I argue that specific and identifiable historical play patterns and larger technological developments have been linked to gaming practices. If play has become an integral part of everyday life, then the history of 'banal' play - especially domestic play -- takes on new importance. Paper playhouses of the 19th Century reinforced the notion that the house was implicitly known as a gendered space, and I interrogate gender and play and girls' subversive resistance in this space.
I argue that it is both possible and useful to identify three main types of subversion in operation by women players: reskinning, un-playing, and re-writing. I use these types of subversion to design artist's computer games as practical work in [rootings] and [domestic], and in the design of a larger collaborative work RAPUNSEL.
I conclude the thesis by utilising my selected methodologies for a final feminist intervention and subversion, through a case study of the design and creation of the practical work [six. circles], which demonstrates how one might rework game goals and creating artists' games as a form of social activism.
I end with a summary of the significance of this body of research as well as a summary arguement outlining the potential contributions of this study to future researchers, scholars and practitioners.
Additional media forming part of this thesis can be obtained from the British Library at
http://ethos.bl.uk/Home.do
Media: Two web-based games ([roofings] and Works [six. circles]) and two documentation videos (RAPUNSEL and [domestic]) are included with the thesis, as well as a slideshow featuring images of RAPUNSEL.
Bio
Mary Flanagan investigates and exploits the seams between technology, play, and human experience to make the unseen perceptible. Interested in the ways systems and materials can adopt or represent hidden biases, make demarcations, and seize power, Flanagan uncovers the underpinnings of systems to make them apparent. Her approach involves drawing, painting, screen-based media, physical constructions, instructions, and actions. She has exhibited internationally at venues such as The Guggenheim New York, Tate Britain, Museu de Arte, Arquitectura e Tecnologia Lisbon, the Centre de Cultura Contemporània de Barcelona, Hyundai Motorstudio Beijing, The Baltimore Museum of Art, NeMe Arts Center, Cyprus, LABoral Centro de Arte y Creación Industrial, Spain, Museum of Fine Arts Cologne, and the Whitney Biennial of American Art. Her work is featured in public and private collections, including The Whitney Museum and ZKM | Zentrum für Kunst und Medien Germany and the Museum of Fine Arts Houston.

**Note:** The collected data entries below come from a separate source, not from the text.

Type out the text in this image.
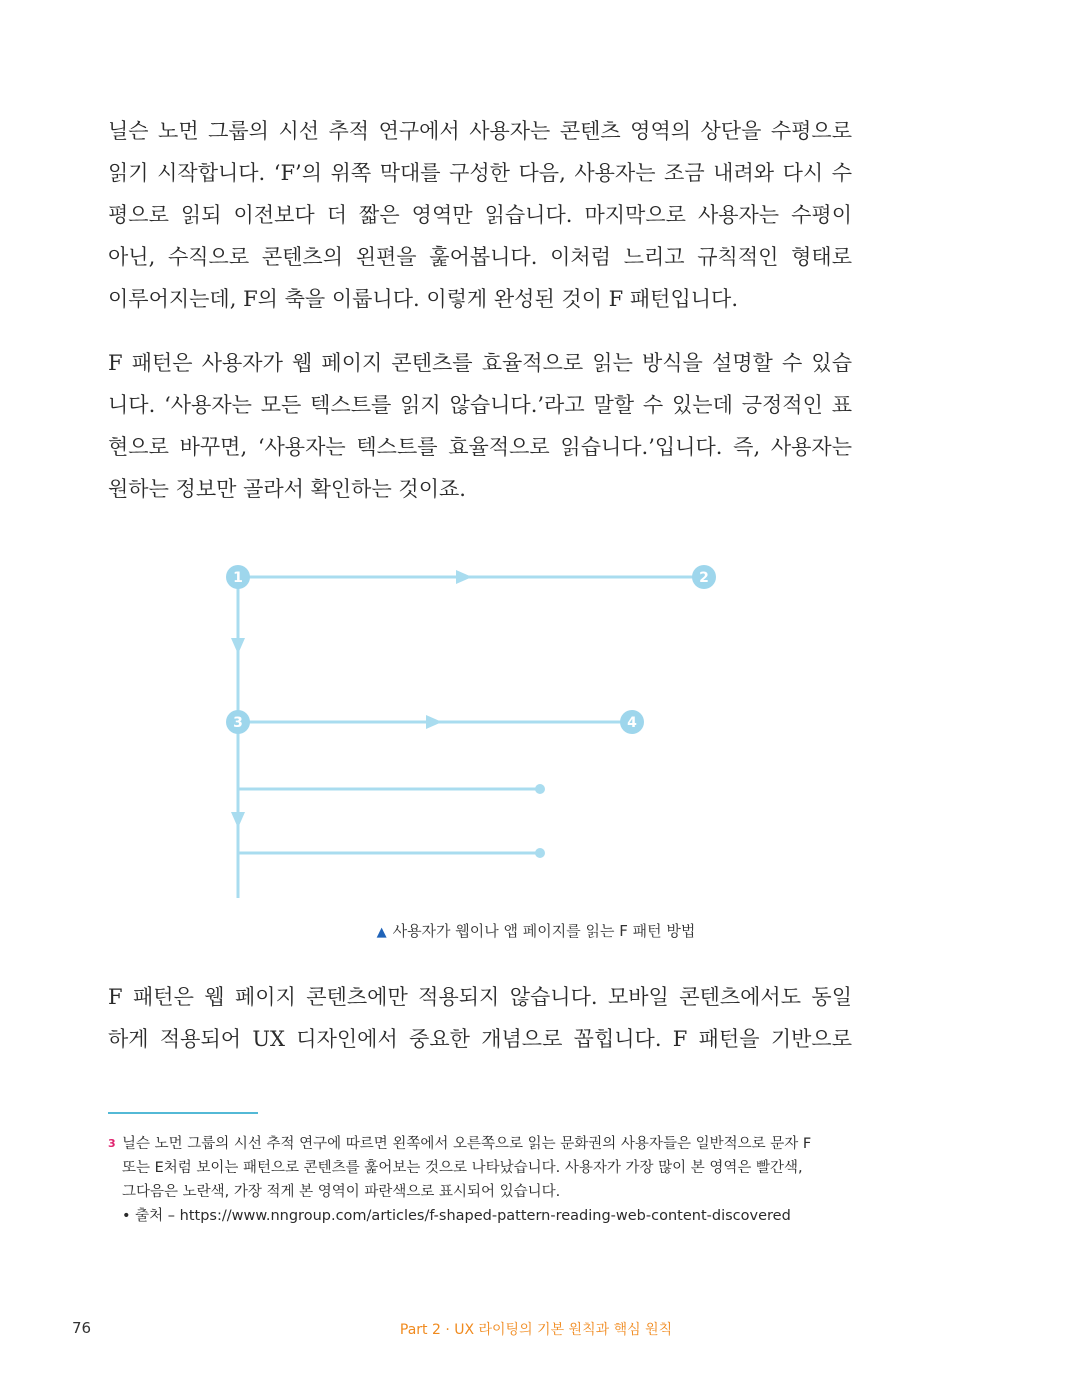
닐슨 노먼 그룹의 시선 추적 연구에서 사용자는 콘텐츠 영역의 상단을 수평으로
읽기 시작합니다. ‘F’의 위쪽 막대를 구성한 다음, 사용자는 조금 내려와 다시 수
평으로 읽되 이전보다 더 짧은 영역만 읽습니다. 마지막으로 사용자는 수평이
아닌, 수직으로 콘텐츠의 왼편을 훑어봅니다. 이처럼 느리고 규칙적인 형태로
이루어지는데, F의 축을 이룹니다. 이렇게 완성된 것이 F 패턴입니다.

F 패턴은 사용자가 웹 페이지 콘텐츠를 효율적으로 읽는 방식을 설명할 수 있습
니다. ‘사용자는 모든 텍스트를 읽지 않습니다.’라고 말할 수 있는데 긍정적인 표
현으로 바꾸면, ‘사용자는 텍스트를 효율적으로 읽습니다.’입니다. 즉, 사용자는
원하는 정보만 골라서 확인하는 것이죠.

1	2
3	4
▲ 사용자가 웹이나 앱 페이지를 읽는 F 패턴 방법

F 패턴은 웹 페이지 콘텐츠에만 적용되지 않습니다. 모바일 콘텐츠에서도 동일
하게 적용되어 UX 디자인에서 중요한 개념으로 꼽힙니다. F 패턴을 기반으로

3 닐슨 노먼 그룹의 시선 추적 연구에 따르면 왼쪽에서 오른쪽으로 읽는 문화권의 사용자들은 일반적으로 문자 F
또는 E처럼 보이는 패턴으로 콘텐츠를 훑어보는 것으로 나타났습니다. 사용자가 가장 많이 본 영역은 빨간색,
그다음은 노란색, 가장 적게 본 영역이 파란색으로 표시되어 있습니다.
• 출처 – https://www.nngroup.com/articles/f-shaped-pattern-reading-web-content-discovered
76	Part 2 · UX 라이팅의 기본 원칙과 핵심 원칙
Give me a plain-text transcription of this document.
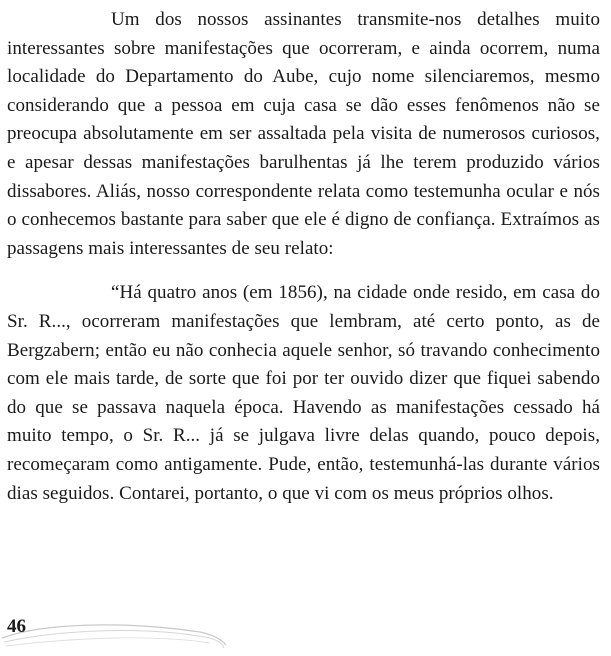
Um dos nossos assinantes transmite-nos detalhes muito interessantes sobre manifestações que ocorreram, e ainda ocorrem, numa localidade do Departamento do Aube, cujo nome silenciaremos, mesmo considerando que a pessoa em cuja casa se dão esses fenômenos não se preocupa absolutamente em ser assaltada pela visita de numerosos curiosos, e apesar dessas manifestações barulhentas já lhe terem produzido vários dissabores. Aliás, nosso correspondente relata como testemunha ocular e nós o conhecemos bastante para saber que ele é digno de confiança. Extraímos as passagens mais interessantes de seu relato:

“Há quatro anos (em 1856), na cidade onde resido, em casa do Sr. R..., ocorreram manifestações que lembram, até certo ponto, as de Bergzabern; então eu não conhecia aquele senhor, só travando conhecimento com ele mais tarde, de sorte que foi por ter ouvido dizer que fiquei sabendo do que se passava naquela época. Havendo as manifestações cessado há muito tempo, o Sr. R... já se julgava livre delas quando, pouco depois, recomeçaram como antigamente. Pude, então, testemunhá-las durante vários dias seguidos. Contarei, portanto, o que vi com os meus próprios olhos.

46
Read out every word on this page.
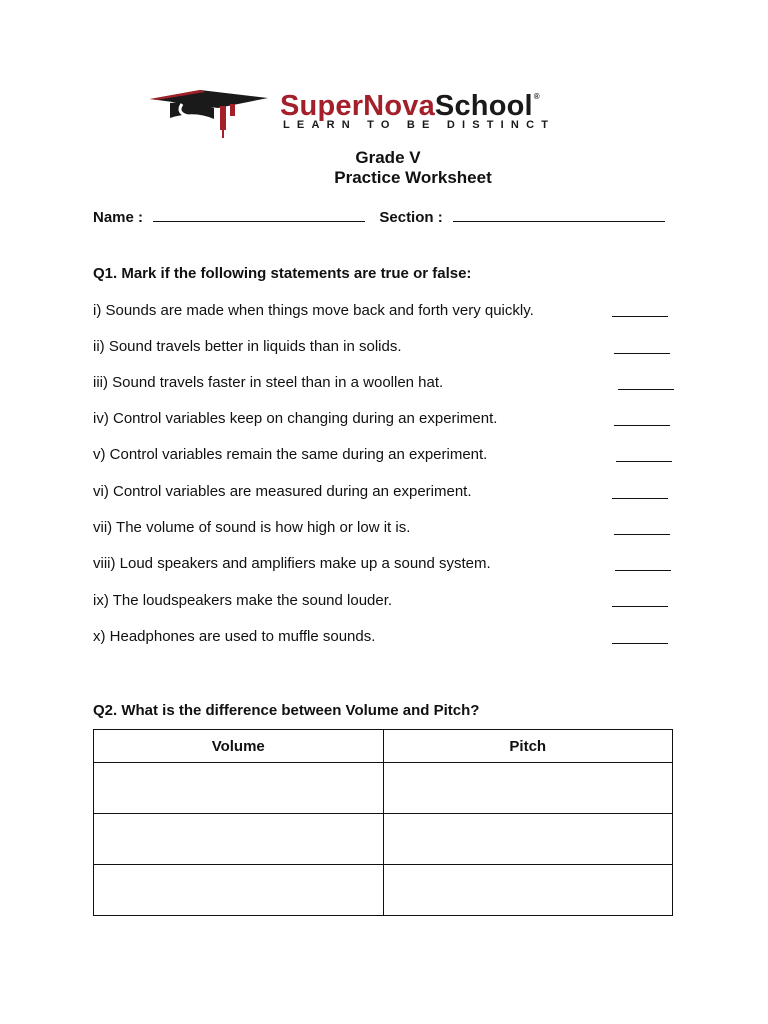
SuperNovaSchool®
LEARN TO BE DISTINCT
Grade V
Practice Worksheet
Name :	Section :
Q1. Mark if the following statements are true or false:
i) Sounds are made when things move back and forth very quickly.
ii) Sound travels better in liquids than in solids.
iii) Sound travels faster in steel than in a woollen hat.
iv) Control variables keep on changing during an experiment.
v) Control variables remain the same during an experiment.
vi) Control variables are measured during an experiment.
vii) The volume of sound is how high or low it is.
viii) Loud speakers and amplifiers make up a sound system.
ix) The loudspeakers make the sound louder.
x) Headphones are used to muffle sounds.
Q2. What is the difference between Volume and Pitch?
Volume	Pitch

Flanagan won the Award of Distinction at Prix Ars Electronica in the Interactive art+ for her work [help me know the truth] and is the recipient of the American Council of Learned Societies Digital Innovation Fellowship, the Thoma Foundation Arts Writing Award in Digital Art, and has been awarded residencies with the Brown Foundation, MacDowell, Bogliasco, and the Robert Rauschenberg Foundation. Flanagan has lectured widely including at Oxford, Cornell, Columbia, Harvard, and the Sorbonne. She was a John Paul Getty Museum Scholar, a Senior Scholar in Residence at the Cornell Society for the Humanities, and Distinguished Visiting Scholar, Jackman Humanities Institute, University of Toronto. She received an Honorary Doctorate in Design at the Illinois Institute of Technology, which was founded in 1937 as the “New Bauhaus” by László Moholy-Nagy,
Her work has been supported by commissions and grants from various institutions, including the British Arts Council and US agencies such as the National Science Foundation, the National Institute of Justice, the National Academy of Sciences, the National Endowment for the Humanities, and the Institute of Museum and Library Services. Flanagan has been invited as a cultural leader at the World Economic Forum at Davos. She is also the Fairchild Distinguished Professor of Emerging Fields at Dartmouth College.